Money has been an important factor discouraging male farmers from sharing the ownership of land with their wives. Sriraj Singh, a 60-year-old farmer from Daulatpur village in Saharanpur, has purchased 1.33 ha in the name of his wife, Premlata Saini. “I do not mind sharing my property with my wife, but what is the point of spending so much money for an exclusive ownership when both of us enjoy the fruits of the same land?” he asks.
|'Empower women in panchayats first to improve the status of women farmers'
|Renowned scientist M S Swaminathan spoke to Kundan Pandey on the private member’s bill initiated by him in Rajya Sabha in 2011 to protect the interest of women farmers.
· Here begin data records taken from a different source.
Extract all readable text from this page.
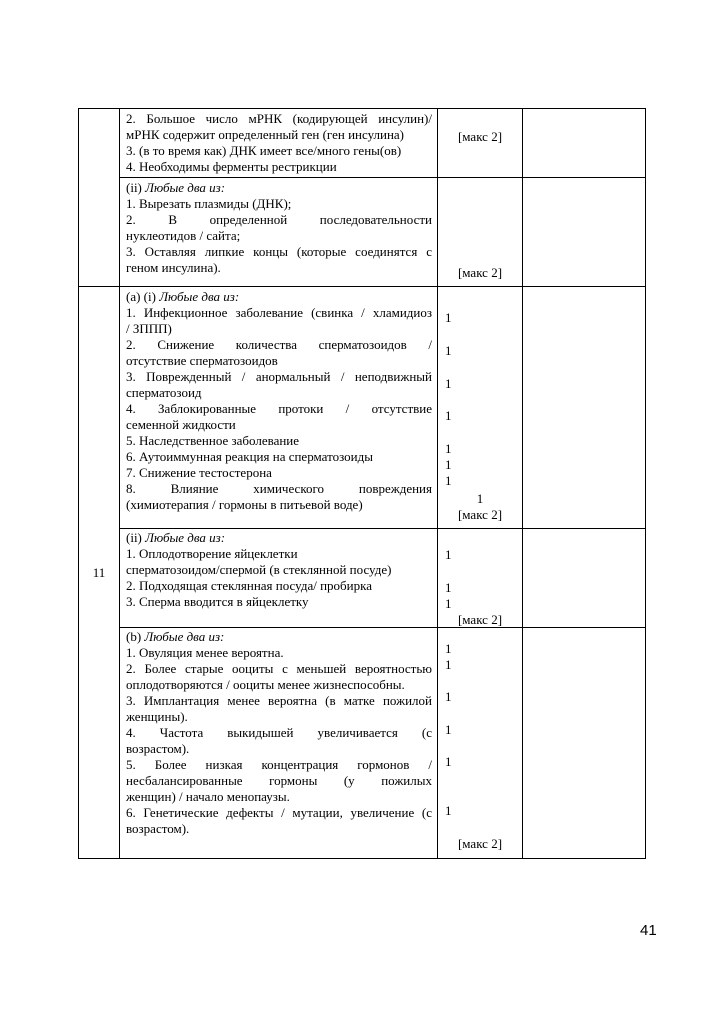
11
2. Большое число мРНК (кодирующей инсулин)/
мРНК содержит определенный ген (ген инсулина)
3. (в то время как) ДНК имеет все/много гены(ов)
4. Необходимы ферменты рестрикции
[макс 2]
(ii) Любые два из:
1. Вырезать плазмиды (ДНК);
2. В определенной последовательности
нуклеотидов / сайта;
3. Оставляя липкие концы (которые соединятся с
геном инсулина).	[макс 2]
(a) (i) Любые два из:
1. Инфекционное заболевание (свинка / хламидиоз
/ ЗППП)
2. Снижение количества сперматозоидов /
отсутствие сперматозоидов
3. Поврежденный / анормальный / неподвижный
сперматозоид
4. Заблокированные протоки / отсутствие
семенной жидкости
5. Наследственное заболевание
6. Аутоиммунная реакция на сперматозоиды
7. Снижение тестостерона
8. Влияние химического повреждения
(химиотерапия / гормоны в питьевой воде)
1
1
1
1
1
1
1
1
[макс 2]
(ii) Любые два из:
1. Оплодотворение яйцеклетки
сперматозоидом/спермой (в стеклянной посуде)
2. Подходящая стеклянная посуда/ пробирка
3. Сперма вводится в яйцеклетку
1
1
1
[макс 2]
(b) Любые два из:
1. Овуляция менее вероятна.
2. Более старые ооциты с меньшей вероятностью
оплодотворяются / ооциты менее жизнеспособны.
3. Имплантация менее вероятна (в матке пожилой
женщины).
4. Частота выкидышей увеличивается (с
возрастом).
5. Более низкая концентрация гормонов /
несбалансированные гормоны (у пожилых
женщин) / начало менопаузы.
6. Генетические дефекты / мутации, увеличение (с
возрастом).
1
1
1
1
1
1
[макс 2]
41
He also talked about what needs to be done to secure their land rights and improve their access to technology, credit and the market. Excerpts
|How could the bill moved by you have helped the cause of women farmers?
My private members’ bill was to create awareness of the need for attending to the special needs of women farmers in the area of access to technology, credit, insurance, inputs, irrigation water, extension services and above all assured and remunerative market.
What is the condition of women farmers in other countries?Does any country recognise women as farmers?
The status of women farmers varies from country to country. In industrialized countries men and women share the work load in every aspect of farming. In many developing countries women play an important role in post-harvest management. In almost all cases, the work assigned to women involves more drudgery than the ones being handled by men.
How do you see this Aroh campaign?
Aroh is an important initiative since it helps to awaken consciousness of land rights of women farmers. Without ‘patta to land’ women farmers are not able to get access to credit.
Do you think, the government will take up this matter in future?
The government is interested in the principle but words do not match actions. Fortunately, our present prime minister is much more committed to the cause of women farmers' empowerment.
What are the special needs and challenges of women farmers?
The special needs are the areas of land rights, technology, credit, and market.
What could be the possible model to change things on ground level?
We have to empower the 50 per cent of women in the panchayats with new skills. At M S Swaminathan Research Foundation (MSSRF), for example, we are converting them into climate risk managers, hunger fighters, plant doctors, academicians of the virtual academy and biodiversity conservers. This gives them both pride and self-esteem and their contributions to leveraging agriculture for nutrition are increasing.